The Colorado Court of Appeals issued its opinion in Burton v. Colorado Access on Thursday, August 13, 2015.
Employee Retirement Income Security Act of 1974—Process Service.
Burton was formerly employed by a company known as Colorado Access. Colorado Access sponsored the Colorado Access Long Term Disability Plan (plan), which was issued and administered by Unum Life Insurance Company of America (Unum). Burton sought benefits from Unum under the plan, and Unum paid her benefits for approximately two years before terminating them. Burton filed a complaint against the plan, claiming entitlement to additional benefits under the Employee Retirement Income Security Act of 1974 (ERISA). Instead of serving the complaint on the plan, she served the complaint on the Secretary of the U.S. Department of Labor. Burton sought a default judgment against the plan, which the district court entered but later set aside. The district court also entered summary judgment in favor of the plan.
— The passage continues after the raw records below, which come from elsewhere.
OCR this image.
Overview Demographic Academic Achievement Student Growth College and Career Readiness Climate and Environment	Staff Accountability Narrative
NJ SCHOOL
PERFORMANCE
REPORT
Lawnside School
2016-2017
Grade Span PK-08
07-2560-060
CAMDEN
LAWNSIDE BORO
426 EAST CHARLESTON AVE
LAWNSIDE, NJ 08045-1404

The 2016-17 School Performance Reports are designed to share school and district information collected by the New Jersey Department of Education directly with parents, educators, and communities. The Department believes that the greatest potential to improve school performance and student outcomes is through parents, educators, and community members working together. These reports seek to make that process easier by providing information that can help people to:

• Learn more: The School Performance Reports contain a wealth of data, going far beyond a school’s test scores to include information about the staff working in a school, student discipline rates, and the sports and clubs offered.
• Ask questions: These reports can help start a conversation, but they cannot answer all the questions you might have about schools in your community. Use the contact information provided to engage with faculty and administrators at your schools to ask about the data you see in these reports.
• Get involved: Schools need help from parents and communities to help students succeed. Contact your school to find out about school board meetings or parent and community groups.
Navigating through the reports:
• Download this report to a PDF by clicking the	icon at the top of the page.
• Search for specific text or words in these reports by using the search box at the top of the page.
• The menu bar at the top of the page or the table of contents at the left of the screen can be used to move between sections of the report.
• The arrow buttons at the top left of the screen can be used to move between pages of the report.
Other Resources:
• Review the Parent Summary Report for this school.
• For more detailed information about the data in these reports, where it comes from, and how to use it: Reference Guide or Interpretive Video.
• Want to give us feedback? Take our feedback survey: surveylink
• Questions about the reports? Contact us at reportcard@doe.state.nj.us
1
On appeal, Burton argued that the trial court erred in finding that she did not properly serve the plan administrator when she served the Secretary of Labor. A party intending to sue a plan must serve the plan administrator where it is designated as the agent for service of process. It is only where the summary plan description designates neither the plan administrator nor some other person as the agent for service of process that service on the Secretary of Labor is allowed. Given that Colorado Access was the plan administrator, and the plan designated Colorado Access as its agent for service of process, Burton could not properly serve process on the plan by serving the Secretary of Labor under § 1132(d)(1) of ERISA. Therefore, the district court did not err in determining that Burton failed to properly serve the plan.
Burton also argued that the district court erred in entering summary judgment in favor of the plan. The only proper defendants in an ERISA claim to recover plan benefits are those entities that make eligibility or payment decisions or are obligated to pay benefits. In this case, Unum (the insurer) made all decisions regarding eligibility for and payment of benefits, and made all such decisions with respect to Burton. Further, only Unum was obligated to pay any benefits owed to Burton under the plan. Therefore, the plan was not a proper defendant as to Burton’s ERISA benefits claim, and the trial court properly entered summary judgment in the plan’s favor.